Montag, 25. August 2025

Additive und subtraktive Veränderung

Manche Dinge ändern sich über die Zeit erstaunlich wenig. Vor genau 10 Jahren habe ich darüber geschrieben, dass (vor allem grosse) Unternehmen Prozessverbesserungen in erster Linie dadurch angehen, dass sie ihnen neue Regeln, Rollen und Liefergegenstände hinzufügen wollen - in vielen Fällen mit dem Ergebnis, dass sich alles eher verschlechtert als verbessert. Dieses kuriose Verhalten lässt sich nahezu überall beobachten - und mittlerweile auch erklären.


Im Artikel People systematically overlook subtractive changes veröffentlicht 2024 im Nature-Magazin haben die schwedischen und amerikanischen Wissenschaftler Joshua Juvrud, Laurence Myers und Pär Nyström  das Phänomen beschrieben, dass die meisten Menschen Verbesserungen vor allem durch das Hinzufügen von etwas (additive Veränderung) bewirken wollen, selbst wenn das Weglassen von etwas (subtraktive Veränderung) zu deutlich besseren Ergebnisse führen würde.

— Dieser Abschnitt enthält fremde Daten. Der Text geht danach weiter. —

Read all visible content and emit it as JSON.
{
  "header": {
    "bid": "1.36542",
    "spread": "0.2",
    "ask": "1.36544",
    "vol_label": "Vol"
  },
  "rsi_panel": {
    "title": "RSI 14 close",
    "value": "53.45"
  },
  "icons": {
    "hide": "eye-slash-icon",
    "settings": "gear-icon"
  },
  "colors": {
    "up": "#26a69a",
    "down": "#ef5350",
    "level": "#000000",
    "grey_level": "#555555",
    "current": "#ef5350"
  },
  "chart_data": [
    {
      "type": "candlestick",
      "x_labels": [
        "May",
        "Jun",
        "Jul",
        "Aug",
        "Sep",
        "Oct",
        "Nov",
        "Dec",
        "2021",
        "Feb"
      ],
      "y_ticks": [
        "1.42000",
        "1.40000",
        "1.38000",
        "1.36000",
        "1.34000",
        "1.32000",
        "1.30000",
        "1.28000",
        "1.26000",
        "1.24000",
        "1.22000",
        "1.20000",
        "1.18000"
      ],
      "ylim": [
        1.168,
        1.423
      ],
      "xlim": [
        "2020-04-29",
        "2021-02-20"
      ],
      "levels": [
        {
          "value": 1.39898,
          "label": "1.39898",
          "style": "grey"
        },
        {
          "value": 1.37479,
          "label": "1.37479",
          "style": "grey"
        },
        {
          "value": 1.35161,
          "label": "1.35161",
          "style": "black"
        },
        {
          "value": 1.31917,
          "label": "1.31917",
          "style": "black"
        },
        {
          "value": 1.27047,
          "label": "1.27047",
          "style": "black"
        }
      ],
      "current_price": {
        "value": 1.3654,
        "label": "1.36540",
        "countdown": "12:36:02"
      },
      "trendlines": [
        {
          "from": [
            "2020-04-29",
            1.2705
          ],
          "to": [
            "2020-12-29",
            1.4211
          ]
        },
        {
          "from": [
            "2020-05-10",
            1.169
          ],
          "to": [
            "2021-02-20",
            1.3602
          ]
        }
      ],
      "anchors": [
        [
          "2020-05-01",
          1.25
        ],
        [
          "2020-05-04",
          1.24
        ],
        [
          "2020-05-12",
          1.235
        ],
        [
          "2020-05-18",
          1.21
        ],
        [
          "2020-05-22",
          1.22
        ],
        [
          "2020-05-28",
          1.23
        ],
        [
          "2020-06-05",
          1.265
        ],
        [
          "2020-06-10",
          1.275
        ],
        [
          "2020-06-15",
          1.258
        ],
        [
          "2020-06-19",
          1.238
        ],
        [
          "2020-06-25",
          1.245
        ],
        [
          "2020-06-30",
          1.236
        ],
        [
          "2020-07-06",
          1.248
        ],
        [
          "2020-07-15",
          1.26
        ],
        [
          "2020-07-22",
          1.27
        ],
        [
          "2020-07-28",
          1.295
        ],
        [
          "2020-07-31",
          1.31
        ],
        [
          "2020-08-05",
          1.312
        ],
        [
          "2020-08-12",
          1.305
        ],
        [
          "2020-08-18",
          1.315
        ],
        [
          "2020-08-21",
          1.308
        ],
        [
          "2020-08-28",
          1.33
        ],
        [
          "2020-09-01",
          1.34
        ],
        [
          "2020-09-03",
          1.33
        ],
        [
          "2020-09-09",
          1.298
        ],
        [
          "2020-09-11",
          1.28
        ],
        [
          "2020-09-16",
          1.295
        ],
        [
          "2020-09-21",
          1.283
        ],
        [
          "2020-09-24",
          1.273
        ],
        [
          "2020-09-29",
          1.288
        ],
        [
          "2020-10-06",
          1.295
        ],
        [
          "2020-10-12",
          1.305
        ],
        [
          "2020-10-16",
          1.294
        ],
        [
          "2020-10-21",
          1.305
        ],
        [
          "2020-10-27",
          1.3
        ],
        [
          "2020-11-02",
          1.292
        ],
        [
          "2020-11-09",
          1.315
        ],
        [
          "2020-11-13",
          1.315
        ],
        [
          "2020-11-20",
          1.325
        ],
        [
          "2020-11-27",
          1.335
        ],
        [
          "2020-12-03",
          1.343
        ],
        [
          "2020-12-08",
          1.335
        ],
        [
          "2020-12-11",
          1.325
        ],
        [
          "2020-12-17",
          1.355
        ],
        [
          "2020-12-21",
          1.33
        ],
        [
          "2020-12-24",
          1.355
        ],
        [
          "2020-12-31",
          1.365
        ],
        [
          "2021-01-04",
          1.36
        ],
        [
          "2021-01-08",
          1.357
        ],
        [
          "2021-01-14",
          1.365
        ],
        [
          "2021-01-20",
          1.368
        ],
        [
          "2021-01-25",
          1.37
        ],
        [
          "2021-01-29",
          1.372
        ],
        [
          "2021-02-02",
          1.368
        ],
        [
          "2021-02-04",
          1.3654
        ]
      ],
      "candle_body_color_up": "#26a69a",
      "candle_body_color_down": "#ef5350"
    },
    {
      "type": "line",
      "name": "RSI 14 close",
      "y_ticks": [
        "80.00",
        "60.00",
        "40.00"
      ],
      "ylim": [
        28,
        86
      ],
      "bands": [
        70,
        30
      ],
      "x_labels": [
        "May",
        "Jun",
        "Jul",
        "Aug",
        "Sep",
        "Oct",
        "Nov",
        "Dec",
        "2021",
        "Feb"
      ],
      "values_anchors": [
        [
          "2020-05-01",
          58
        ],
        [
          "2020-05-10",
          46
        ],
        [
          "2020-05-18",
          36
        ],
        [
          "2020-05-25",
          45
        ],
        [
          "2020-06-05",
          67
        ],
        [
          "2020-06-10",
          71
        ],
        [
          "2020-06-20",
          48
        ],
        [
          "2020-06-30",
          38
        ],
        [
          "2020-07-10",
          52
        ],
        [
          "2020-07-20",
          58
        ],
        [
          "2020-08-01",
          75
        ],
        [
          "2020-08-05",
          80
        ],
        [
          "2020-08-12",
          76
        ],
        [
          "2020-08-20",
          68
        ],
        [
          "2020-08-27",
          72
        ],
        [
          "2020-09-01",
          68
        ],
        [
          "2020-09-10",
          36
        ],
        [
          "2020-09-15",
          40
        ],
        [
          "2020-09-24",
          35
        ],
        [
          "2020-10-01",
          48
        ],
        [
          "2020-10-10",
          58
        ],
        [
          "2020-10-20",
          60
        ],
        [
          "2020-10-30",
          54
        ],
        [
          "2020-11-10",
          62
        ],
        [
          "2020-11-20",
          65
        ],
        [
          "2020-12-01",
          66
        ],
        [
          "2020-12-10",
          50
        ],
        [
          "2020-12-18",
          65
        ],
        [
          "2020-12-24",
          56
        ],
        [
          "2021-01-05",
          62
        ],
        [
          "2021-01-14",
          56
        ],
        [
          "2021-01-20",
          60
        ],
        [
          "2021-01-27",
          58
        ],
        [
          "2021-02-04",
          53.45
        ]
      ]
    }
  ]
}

Dabei beobachteten die erwähnten Forscher in ihren Untersuchungen nicht etwa, dass subtraktive Veränderungen kategorisch ausgeschlossen wurden. Vielmehr war es so, dass additive Veränderung den meisten untersuchten Menschen als die spontan naheliegendere Option erschien und unreflektiert gewählt wurde, während subtraktive Veränderung erst dann erwogen wurde, wenn additive Veränderungen ergebnislos, unmöglich oder offensichtlich unsinnig waren.


Dieses grundlegende Vernachlässigen subtraktiver Veränderungen (das so genannte Subtraction Neglect) war dabei abhängig von unterschiedlichen Faktoren unterschiedlich stark ausgeprägt. Zu ihnen gehörten neben der Art der Aufgabe auch Alter, sozialer Hintergrund und nationale, bzw. kulturelle Zugehörigkeit. Die zentrale Erkenntnis hierbei war, dass der Subtraction Neglect wenn nicht sogar durch Sozialisation erworben, dann zumindest deutlich von ihr geprägt ist.


Und das bringt uns zurück zu den grossen Organisationen, die ihre Prozesse durch ständiges Hinzufügen weiterer Regeln, Rollen und Liefergegenstände immer stärker überladen und sie so verschlechtern, statt sie zu verbessern. Ausgehend von der erwähnten Forschung kann zunächst mit hoher Wahrscheinlichkeit davon ausgegangen werden, dass das in weiten Teilen auf das Phänomen des Subtraction Neglect zurückzuführen ist, es also unbewusste Ursachen hat.


Gleichzeitig ermöglicht die Beeinflussung der Subtraction Neglect durch soziale Prägung aber auch ein Gegensteuern. Alleine das Bewusstmachen der subtraktiven Veränderung als möglicher Massnahme kann bereits zu einer besseren Optionenabwägung führen und eine Empfehlung sie anzuwenden kann das nochmal verstärken. Und wird dadurch sogar noch ein Erfolg erzielt, kann sich sogar die Grundeinstellung ändern, auch das geht aus der erwähnten Forschung hervor.